In our “Proxy Season Resource Center,” we have pulled disclosures from recent filings to give a window into what companies tend to be disclosing in five hot areas in “Top Disclosure Trends From This Proxy Season.” These hot areas include:
– Shareholder Communications with Directors
– Audit Committee Financial Experts
– MD&A Overview
– Executive Perks
– Qualified Legal Compliance Committees
By the way, all 20 of the most widely-held companies have now filed their latest 10-Ks and proxy statements as reflected in our list of links to the proxy statements and 10-Ks for the 20 most widely held companies.

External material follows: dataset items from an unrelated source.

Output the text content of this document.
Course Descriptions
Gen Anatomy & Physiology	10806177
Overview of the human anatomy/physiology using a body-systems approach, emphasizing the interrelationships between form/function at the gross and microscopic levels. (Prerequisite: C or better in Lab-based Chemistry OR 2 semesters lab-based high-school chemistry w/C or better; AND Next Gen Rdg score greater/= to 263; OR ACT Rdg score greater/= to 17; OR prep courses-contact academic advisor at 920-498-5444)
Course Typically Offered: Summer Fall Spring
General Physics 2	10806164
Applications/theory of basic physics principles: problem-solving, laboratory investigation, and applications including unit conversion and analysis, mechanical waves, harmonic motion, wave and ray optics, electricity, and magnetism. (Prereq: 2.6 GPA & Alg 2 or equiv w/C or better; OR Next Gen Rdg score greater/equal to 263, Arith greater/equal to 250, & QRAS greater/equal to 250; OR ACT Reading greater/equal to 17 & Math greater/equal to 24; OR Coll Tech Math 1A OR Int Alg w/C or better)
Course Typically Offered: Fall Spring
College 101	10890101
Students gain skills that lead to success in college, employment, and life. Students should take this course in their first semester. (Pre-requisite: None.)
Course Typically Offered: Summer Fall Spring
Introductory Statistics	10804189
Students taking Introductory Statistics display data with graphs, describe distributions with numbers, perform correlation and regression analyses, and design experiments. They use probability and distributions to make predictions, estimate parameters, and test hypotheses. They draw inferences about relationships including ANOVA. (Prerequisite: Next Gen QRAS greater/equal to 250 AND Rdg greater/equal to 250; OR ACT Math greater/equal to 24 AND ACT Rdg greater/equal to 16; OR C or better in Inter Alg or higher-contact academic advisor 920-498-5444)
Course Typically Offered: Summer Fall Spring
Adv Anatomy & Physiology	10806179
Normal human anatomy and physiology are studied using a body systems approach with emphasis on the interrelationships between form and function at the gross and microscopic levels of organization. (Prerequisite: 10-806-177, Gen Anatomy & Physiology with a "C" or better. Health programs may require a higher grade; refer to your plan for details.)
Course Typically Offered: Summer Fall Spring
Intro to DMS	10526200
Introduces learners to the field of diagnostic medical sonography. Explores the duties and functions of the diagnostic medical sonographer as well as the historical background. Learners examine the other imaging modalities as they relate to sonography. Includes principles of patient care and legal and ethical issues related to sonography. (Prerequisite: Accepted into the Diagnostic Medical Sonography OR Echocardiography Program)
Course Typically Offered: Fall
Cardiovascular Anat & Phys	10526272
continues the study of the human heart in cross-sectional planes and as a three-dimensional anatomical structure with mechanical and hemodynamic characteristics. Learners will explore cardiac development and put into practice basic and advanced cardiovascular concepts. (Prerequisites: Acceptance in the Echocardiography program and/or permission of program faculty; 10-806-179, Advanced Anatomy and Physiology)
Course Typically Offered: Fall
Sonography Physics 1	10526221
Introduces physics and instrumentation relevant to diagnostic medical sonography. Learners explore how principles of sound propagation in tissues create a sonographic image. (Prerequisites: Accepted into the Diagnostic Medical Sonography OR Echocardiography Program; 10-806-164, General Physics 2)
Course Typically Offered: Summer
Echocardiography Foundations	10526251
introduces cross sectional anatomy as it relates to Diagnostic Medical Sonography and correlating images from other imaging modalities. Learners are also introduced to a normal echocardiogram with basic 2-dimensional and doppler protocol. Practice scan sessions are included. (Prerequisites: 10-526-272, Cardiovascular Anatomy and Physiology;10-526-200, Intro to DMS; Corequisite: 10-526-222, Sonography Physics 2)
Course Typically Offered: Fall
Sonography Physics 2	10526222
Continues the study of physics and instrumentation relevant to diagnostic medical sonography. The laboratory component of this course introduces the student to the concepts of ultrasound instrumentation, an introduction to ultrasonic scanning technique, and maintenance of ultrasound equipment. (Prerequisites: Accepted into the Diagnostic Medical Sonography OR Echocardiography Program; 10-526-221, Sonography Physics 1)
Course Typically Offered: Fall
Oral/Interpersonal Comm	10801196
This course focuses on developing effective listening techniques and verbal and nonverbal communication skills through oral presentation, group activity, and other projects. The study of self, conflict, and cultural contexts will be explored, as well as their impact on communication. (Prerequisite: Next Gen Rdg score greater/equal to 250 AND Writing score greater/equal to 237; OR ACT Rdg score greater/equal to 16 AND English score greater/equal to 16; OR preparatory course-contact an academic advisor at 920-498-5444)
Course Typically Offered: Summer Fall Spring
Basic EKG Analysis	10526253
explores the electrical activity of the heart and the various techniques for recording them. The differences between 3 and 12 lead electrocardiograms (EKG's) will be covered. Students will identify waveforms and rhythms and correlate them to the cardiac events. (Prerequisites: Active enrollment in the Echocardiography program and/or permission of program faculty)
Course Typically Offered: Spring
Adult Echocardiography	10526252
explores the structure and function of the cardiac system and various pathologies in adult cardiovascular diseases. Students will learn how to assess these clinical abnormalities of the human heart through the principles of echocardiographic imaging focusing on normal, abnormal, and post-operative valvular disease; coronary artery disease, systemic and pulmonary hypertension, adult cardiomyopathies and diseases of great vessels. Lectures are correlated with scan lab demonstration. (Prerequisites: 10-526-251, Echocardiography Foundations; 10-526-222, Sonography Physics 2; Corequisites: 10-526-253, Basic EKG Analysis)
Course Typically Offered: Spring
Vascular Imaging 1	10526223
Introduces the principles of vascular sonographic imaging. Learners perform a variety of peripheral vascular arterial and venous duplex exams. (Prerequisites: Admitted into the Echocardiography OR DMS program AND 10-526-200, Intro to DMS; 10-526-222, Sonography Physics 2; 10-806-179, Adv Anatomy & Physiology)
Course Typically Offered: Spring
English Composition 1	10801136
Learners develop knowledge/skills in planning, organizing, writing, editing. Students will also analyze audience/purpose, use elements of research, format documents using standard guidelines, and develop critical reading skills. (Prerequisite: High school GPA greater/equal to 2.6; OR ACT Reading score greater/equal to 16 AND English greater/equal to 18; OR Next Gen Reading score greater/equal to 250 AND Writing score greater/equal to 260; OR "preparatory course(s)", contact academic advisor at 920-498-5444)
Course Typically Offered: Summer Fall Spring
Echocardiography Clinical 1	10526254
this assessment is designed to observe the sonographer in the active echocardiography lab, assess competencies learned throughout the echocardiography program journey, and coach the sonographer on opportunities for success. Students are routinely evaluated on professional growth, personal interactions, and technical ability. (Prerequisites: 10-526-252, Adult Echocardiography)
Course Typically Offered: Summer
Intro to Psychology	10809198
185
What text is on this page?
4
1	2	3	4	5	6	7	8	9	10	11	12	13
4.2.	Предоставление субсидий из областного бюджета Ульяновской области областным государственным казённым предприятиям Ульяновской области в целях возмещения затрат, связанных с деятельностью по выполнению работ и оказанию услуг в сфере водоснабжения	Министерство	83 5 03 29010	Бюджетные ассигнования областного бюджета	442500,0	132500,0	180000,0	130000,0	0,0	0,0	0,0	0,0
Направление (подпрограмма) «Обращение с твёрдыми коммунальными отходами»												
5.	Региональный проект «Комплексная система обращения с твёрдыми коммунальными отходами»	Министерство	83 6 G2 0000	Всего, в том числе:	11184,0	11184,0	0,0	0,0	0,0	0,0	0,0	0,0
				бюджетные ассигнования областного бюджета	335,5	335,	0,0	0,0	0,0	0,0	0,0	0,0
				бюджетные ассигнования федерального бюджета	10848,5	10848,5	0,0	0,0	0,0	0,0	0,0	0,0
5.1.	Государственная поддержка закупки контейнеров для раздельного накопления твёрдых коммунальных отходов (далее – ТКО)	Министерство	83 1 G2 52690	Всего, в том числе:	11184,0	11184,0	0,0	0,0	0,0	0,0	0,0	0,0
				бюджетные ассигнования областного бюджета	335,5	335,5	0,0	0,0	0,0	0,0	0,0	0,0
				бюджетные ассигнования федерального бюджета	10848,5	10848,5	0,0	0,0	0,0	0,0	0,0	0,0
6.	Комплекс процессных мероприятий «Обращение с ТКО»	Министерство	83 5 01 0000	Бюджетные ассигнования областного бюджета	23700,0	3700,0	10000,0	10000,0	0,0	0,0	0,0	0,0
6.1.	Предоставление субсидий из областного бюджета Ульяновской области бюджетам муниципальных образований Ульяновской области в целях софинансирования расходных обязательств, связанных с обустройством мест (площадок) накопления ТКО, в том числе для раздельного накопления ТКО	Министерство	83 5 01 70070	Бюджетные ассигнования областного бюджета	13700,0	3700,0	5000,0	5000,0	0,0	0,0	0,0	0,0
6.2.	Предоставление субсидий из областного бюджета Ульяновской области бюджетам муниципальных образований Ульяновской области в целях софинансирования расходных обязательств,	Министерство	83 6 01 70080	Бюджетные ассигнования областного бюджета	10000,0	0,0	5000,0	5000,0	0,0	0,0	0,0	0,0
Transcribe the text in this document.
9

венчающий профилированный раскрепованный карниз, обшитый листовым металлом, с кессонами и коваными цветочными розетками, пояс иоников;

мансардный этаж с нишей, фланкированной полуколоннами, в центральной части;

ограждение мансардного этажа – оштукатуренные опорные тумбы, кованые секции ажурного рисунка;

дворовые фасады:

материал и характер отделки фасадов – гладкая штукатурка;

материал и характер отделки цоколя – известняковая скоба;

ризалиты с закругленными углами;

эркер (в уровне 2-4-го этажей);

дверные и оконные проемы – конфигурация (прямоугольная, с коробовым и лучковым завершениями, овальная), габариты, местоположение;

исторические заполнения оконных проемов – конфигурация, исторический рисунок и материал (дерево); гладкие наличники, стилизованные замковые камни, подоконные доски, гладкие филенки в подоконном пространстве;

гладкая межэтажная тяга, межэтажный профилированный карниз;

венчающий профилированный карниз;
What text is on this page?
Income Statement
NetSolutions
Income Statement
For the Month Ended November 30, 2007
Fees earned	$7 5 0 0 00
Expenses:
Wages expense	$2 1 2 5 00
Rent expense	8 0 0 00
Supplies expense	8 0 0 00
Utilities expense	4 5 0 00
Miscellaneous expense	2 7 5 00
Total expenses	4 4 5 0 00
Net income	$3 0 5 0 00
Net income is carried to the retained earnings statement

SEC to Propose New Asset-Backed Registration & Reporting Framework
The SEC will consider proposing an overhaul of registration, disclosure and reporting requirements for asset-backed securities at an open Commission meeting on April 28th. The proposals will relate to four primary regulatory areas: ’33 Act registration; disclosure requirements; communications during the offering process; and ongoing reporting under the ’34 Act.
This has been in the works in Corp Fin for about a decade as the ABS market has grown enormously and is quite a complicated project as ABS issuers have been putting a “square peg through a round hole” for quite some time. Hats off to the staffers who slugged this one! If all the staffers who had ever worked on the project were named, I would imagine they would number about 2 dozen. I even worked on the project as a staffer briefly back in ’97, didn’t I Knute?
Yes, Private Companies Also Getting the “Treatment” from Auditors
One member – who is at a law firm – forwarded a legal opinion request from one of the Big 4 in connection with a new audit of a privately held company. Even though the private company was seeking just a routine audit – there was no registration statement or offering involved – E&Y asked the CFO to obtain a legal opinion from outside counsel that the company is duly organized, what the capitalization is, etc. Any other interesting stories to share?